Ocean

“Accept what is, let go of what was, and have faith in what will be.” ~Sonia Ricotti

 

 

As children we were naturally able to express our emotions. We may not have had the best tools to understand and deal with them so we cried when we felt sad, threw a tantrum when we were angry, squeezed our teddy bear when we felt scared and laughed and giggled when we were happy.

Then there came a time, most likely through adolescence, when we were taught to repress our emotions. Naturally it was necessary to learn that it was not a good way to express ourselves by throwing tantrums, yelling, screaming or crying.

However, when we lose touch with our emotions we become unaware of what is really happening for us. All we feel is either comfortable when we are happy or uncomfortable when we are angry, sad or irritated. We allow the outside world to trigger us and then blame others or circumstances for how we feel, defend our feelings and act in our own best interest. That behavior causes suffering for us and others. So how do we break out of this?

How can you find your way back to connecting with and embracing your emotions?

Here are 4 Steps
on how to acknowledge your emotions, learn from them and move on

 


1. Become aware of your emotions

First it is important to understand the dynamics of your thoughts. You may well be aware about the fact that thoughts influence emotions.  However, there is an important distinction. Actually, not all thoughts are real. Some are just the “mind chatter” feeding on our insecurities, fears or other triggers and send us spiraling down. Once you are able to feel the difference, you are fully aware of the predominant emotion(s) present.

 

2. Feel the emotion fully

By keeping your feelings hidden, avoiding emotions and choosing distractions, you may feel in control of your circumstances yet actually get stuck or build emotional walls around you.

Feeling your emotions fully and accepting your circumstances and where you are in life, opens yourself up to more empowering and positive conditions.

You can access your emotions fully by taking some time to sit in stillness. Just you and your emotions. Here you just feel. This may be daunting and it certainly takes courage. And yes, it can be painful and at the same time enlightening as you explore the deeper layers of yourself that lay hidden from you before. You start opening yourself up to learning more about yourself, the layers of the predominant emotions and their lessons.

Ask yourself what the emotion that is coming up for you is trying to tell you? Is it a thought that caused it or a true emotion? Can you talk to somebody about it, do some journaling or sit with it? Emotions teach you to become aware of your past conditioning or triggers and help you to understand, heal, and grow.

Tune in to the emotions  that you are currently feeling. Where do you feel them in your body? How do they make you feel? Close your eyes and define the details of your emotions. Do they have a shape, color, sensation to it?

Embrace your emotions fully! They are here to help you understand yourself better.

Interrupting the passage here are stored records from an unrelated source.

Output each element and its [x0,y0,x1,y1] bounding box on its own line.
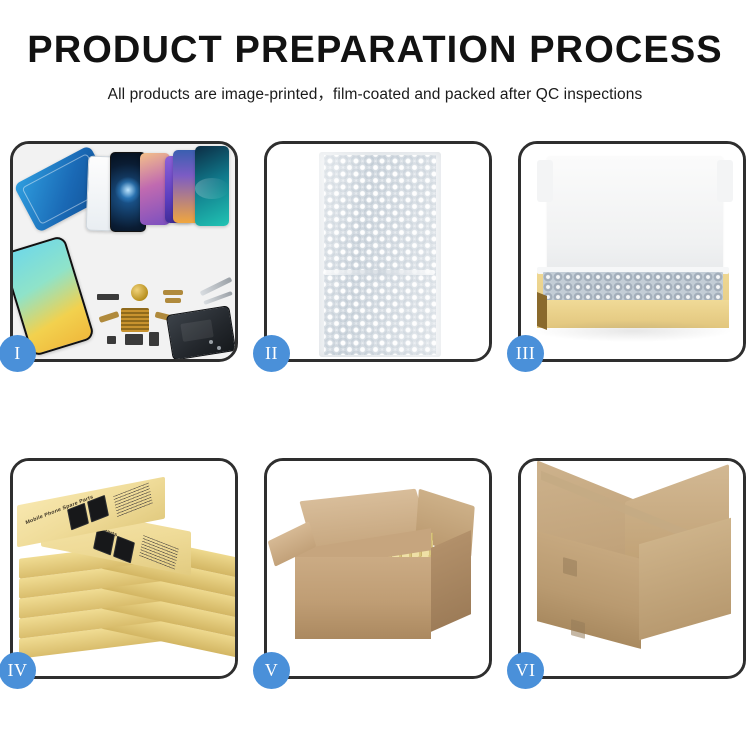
part-screw-2 [217,346,221,350]
process-step-panel-2: II [264,141,492,362]
box-label-phone-image-4 [113,536,135,564]
part-speaker-coil [131,284,148,301]
process-step-panel-5: V [264,458,492,679]
part-flex-cable-1 [163,290,183,295]
process-step-panel-1: I [10,141,238,362]
page-header: PRODUCT PREPARATION PROCESS All products… [0,0,750,104]
carton-side-face [431,530,471,632]
part-logic-board [166,305,235,359]
bubble-wrap-sheet [319,152,441,357]
process-step-panel-6: VI [518,458,746,679]
bubble-wrap-texture [324,155,436,355]
box-label-spec-lines-2 [139,535,179,570]
phone-screen-teal [195,146,229,226]
inner-box-shadow [533,320,733,342]
bubble-wrap-seam [323,270,435,275]
inner-box-bubble-fill [543,272,723,302]
part-connector [97,294,119,300]
part-chip-array [121,308,149,332]
process-step-panel-3: III [518,141,746,362]
step-badge-6: VI [507,652,544,689]
part-screw-1 [209,340,213,344]
sealed-carton-tab-upper [563,557,577,577]
part-camera-module [125,334,143,345]
step-2-image [267,144,489,359]
part-button-small [107,336,116,344]
step-badge-2: II [253,335,290,372]
page-subtitle: All products are image-printed，film-coat… [0,71,750,104]
sealed-carton-tab-lower [571,619,585,639]
part-flex-cable-2 [165,298,181,303]
step-badge-1: I [0,335,36,372]
process-step-grid: I II III [10,141,741,679]
page-title: PRODUCT PREPARATION PROCESS [0,0,750,71]
inner-box-lid [547,156,723,281]
step-5-image [267,461,489,676]
carton-front-face [295,557,431,639]
step-badge-4: IV [0,652,36,689]
step-4-image: Mobile Phone Spare Parts Mobile Phone Sp… [13,461,235,676]
step-3-image [521,144,743,359]
part-battery-small [149,332,159,346]
product-preparation-page: PRODUCT PREPARATION PROCESS All products… [0,0,750,750]
step-badge-3: III [507,335,544,372]
step-badge-5: V [253,652,290,689]
step-6-image [521,461,743,676]
box-label-spec-lines-1 [113,483,153,518]
step-1-image [13,144,235,359]
part-flex-cable-3 [99,311,120,323]
process-step-panel-4: Mobile Phone Spare Parts Mobile Phone Sp… [10,458,238,679]
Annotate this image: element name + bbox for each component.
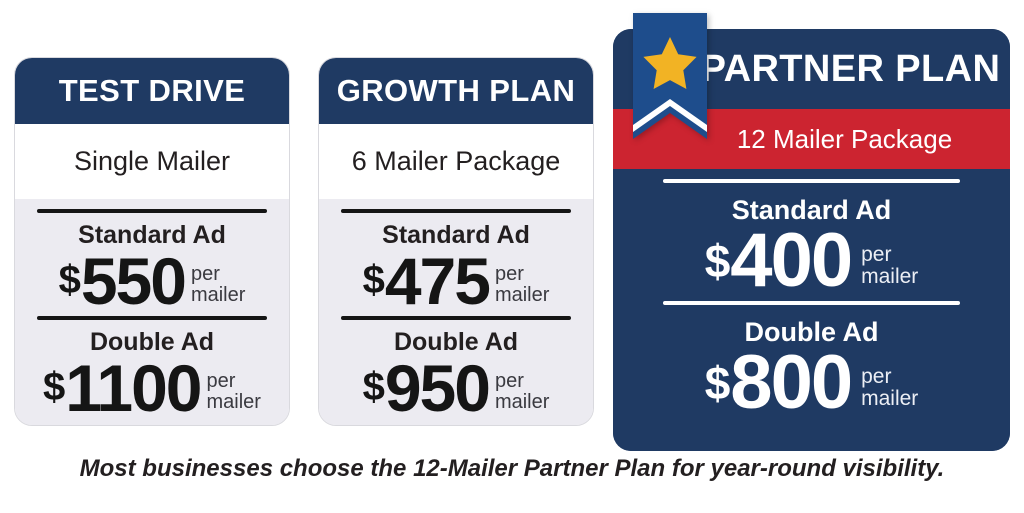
plan-pricing-growth-plan: Standard Ad $ 475 per mailer Double Ad $…: [319, 199, 593, 426]
plan-title-growth-plan: GROWTH PLAN: [319, 58, 593, 124]
featured-ribbon: [633, 13, 707, 139]
price-unit: per mailer: [191, 264, 245, 306]
plan-card-partner-plan[interactable]: PARTNER PLAN 12 Mailer Package Standard …: [613, 29, 1010, 451]
plan-card-growth-plan[interactable]: GROWTH PLAN 6 Mailer Package Standard Ad…: [318, 57, 594, 426]
price-standard: $ 550 per mailer: [59, 252, 246, 310]
price-amount: 550: [81, 252, 185, 310]
price-unit-line1: per: [206, 371, 260, 392]
price-unit-line2: mailer: [861, 266, 918, 288]
price-unit-line1: per: [191, 264, 245, 285]
plan-subtitle-growth-plan: 6 Mailer Package: [319, 124, 593, 199]
plan-card-inner: GROWTH PLAN 6 Mailer Package Standard Ad…: [318, 57, 594, 426]
divider: [341, 209, 571, 213]
price-standard: $ 400 per mailer: [705, 228, 919, 295]
price-amount: 475: [385, 252, 489, 310]
price-unit-line1: per: [861, 366, 918, 388]
price-unit: per mailer: [495, 371, 549, 413]
footer-caption: Most businesses choose the 12-Mailer Par…: [0, 455, 1024, 483]
caption-prefix: Most businesses choose the: [80, 455, 413, 482]
divider: [663, 301, 960, 305]
ribbon-icon: [633, 13, 707, 139]
price-standard: $ 475 per mailer: [363, 252, 550, 310]
price-unit-line1: per: [495, 264, 549, 285]
price-unit: per mailer: [206, 371, 260, 413]
plan-pricing-partner-plan: Standard Ad $ 400 per mailer Double Ad $…: [613, 169, 1010, 451]
price-unit-line1: per: [861, 244, 918, 266]
price-unit-line2: mailer: [206, 392, 260, 413]
price-double: $ 950 per mailer: [363, 359, 550, 417]
plan-card-inner: TEST DRIVE Single Mailer Standard Ad $ 5…: [14, 57, 290, 426]
pricing-table: TEST DRIVE Single Mailer Standard Ad $ 5…: [0, 0, 1024, 513]
price-double: $ 1100 per mailer: [43, 359, 261, 417]
price-double: $ 800 per mailer: [705, 350, 919, 417]
price-amount: 1100: [65, 359, 200, 417]
price-amount: 800: [730, 350, 851, 417]
plan-pricing-test-drive: Standard Ad $ 550 per mailer Double Ad $…: [15, 199, 289, 426]
currency-symbol: $: [59, 260, 81, 300]
divider: [37, 316, 267, 320]
currency-symbol: $: [43, 367, 65, 407]
plan-subtitle-test-drive: Single Mailer: [15, 124, 289, 199]
divider: [663, 179, 960, 183]
price-amount: 950: [385, 359, 489, 417]
currency-symbol: $: [363, 367, 385, 407]
plan-title-test-drive: TEST DRIVE: [15, 58, 289, 124]
price-amount: 400: [730, 228, 851, 295]
price-unit: per mailer: [861, 244, 918, 288]
caption-suffix: for year-round visibility.: [665, 455, 944, 482]
price-unit-line2: mailer: [191, 285, 245, 306]
price-unit-line2: mailer: [495, 285, 549, 306]
price-unit-line2: mailer: [495, 392, 549, 413]
caption-highlight: 12-Mailer Partner Plan: [413, 455, 665, 482]
currency-symbol: $: [705, 360, 731, 406]
price-unit-line2: mailer: [861, 388, 918, 410]
price-unit-line1: per: [495, 371, 549, 392]
price-unit: per mailer: [861, 366, 918, 410]
plan-card-test-drive[interactable]: TEST DRIVE Single Mailer Standard Ad $ 5…: [14, 57, 290, 426]
divider: [341, 316, 571, 320]
divider: [37, 209, 267, 213]
currency-symbol: $: [363, 260, 385, 300]
price-unit: per mailer: [495, 264, 549, 306]
currency-symbol: $: [705, 238, 731, 284]
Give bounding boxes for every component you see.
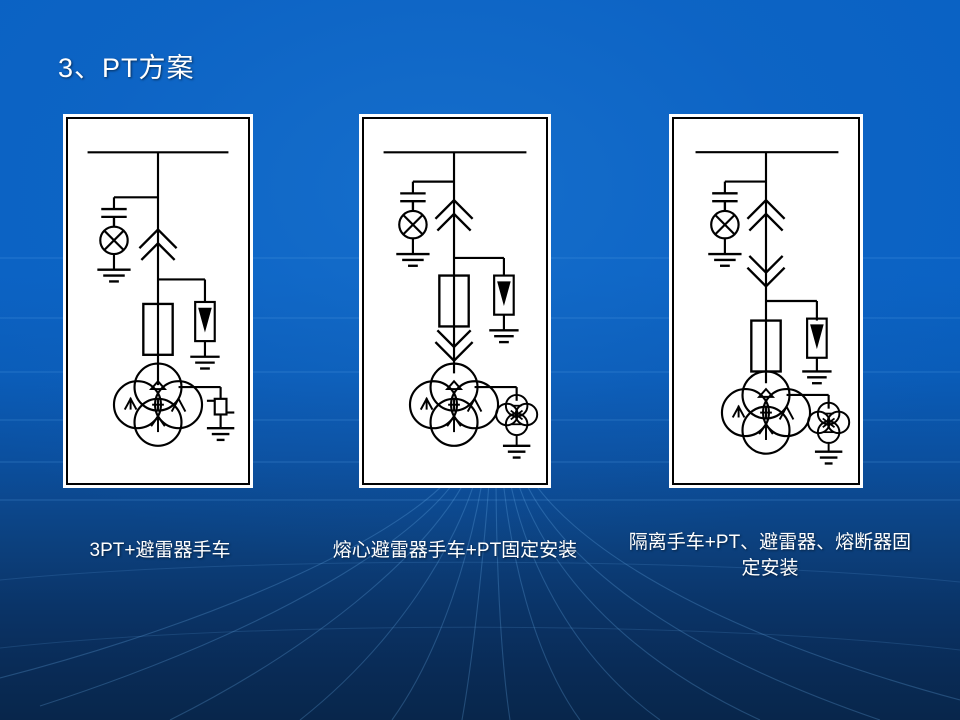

3. Be compassionate and non-judgmental 

As you go through this deep work, make sure to show yourself lots of compassion, patience and love.

You may be practicing a non-judgmental attitude in your yoga classes. Now you can take your acquired skills and apply them to your feelings by not judging an emotion as good or bad. Your emotions are here to help you realize whether you are on the right track, or need to change something in your life. The labeling of “good” or “bad” is subjective and depends on your values. When you look back at situations in your life, you often see the reason why things happened and that it all made sense. So “bad” emotions are simply here to pay attention, listen within and maybe take a different turn at the crossroads of your life.

4. Accept and Surrender
 

“What you resist, persists.” ~ C. G. Jung

The final step is to fully accept what is.

When you focus on the negative, offer resistance and judgment the likely outcome will be that you get stuck in an uncomfortable situation or environment. Once you let go of the need to be in control, offer acceptance, non-judgment and non-resistance you open yourself up for new opportunities.

Observe how your thoughts related to the emotions tend to take you to the past or future, away from the present moment. Once you worked through your emotions, it becomes easier to release these thoughts.

Allow the ebb and flow of life. Allow sadness, tears and loss. Allow love, gratitude and happiness. Stay in the flow of the emotions as they come and go and discover what else is there.

How you feel is your choice. What are you choosing?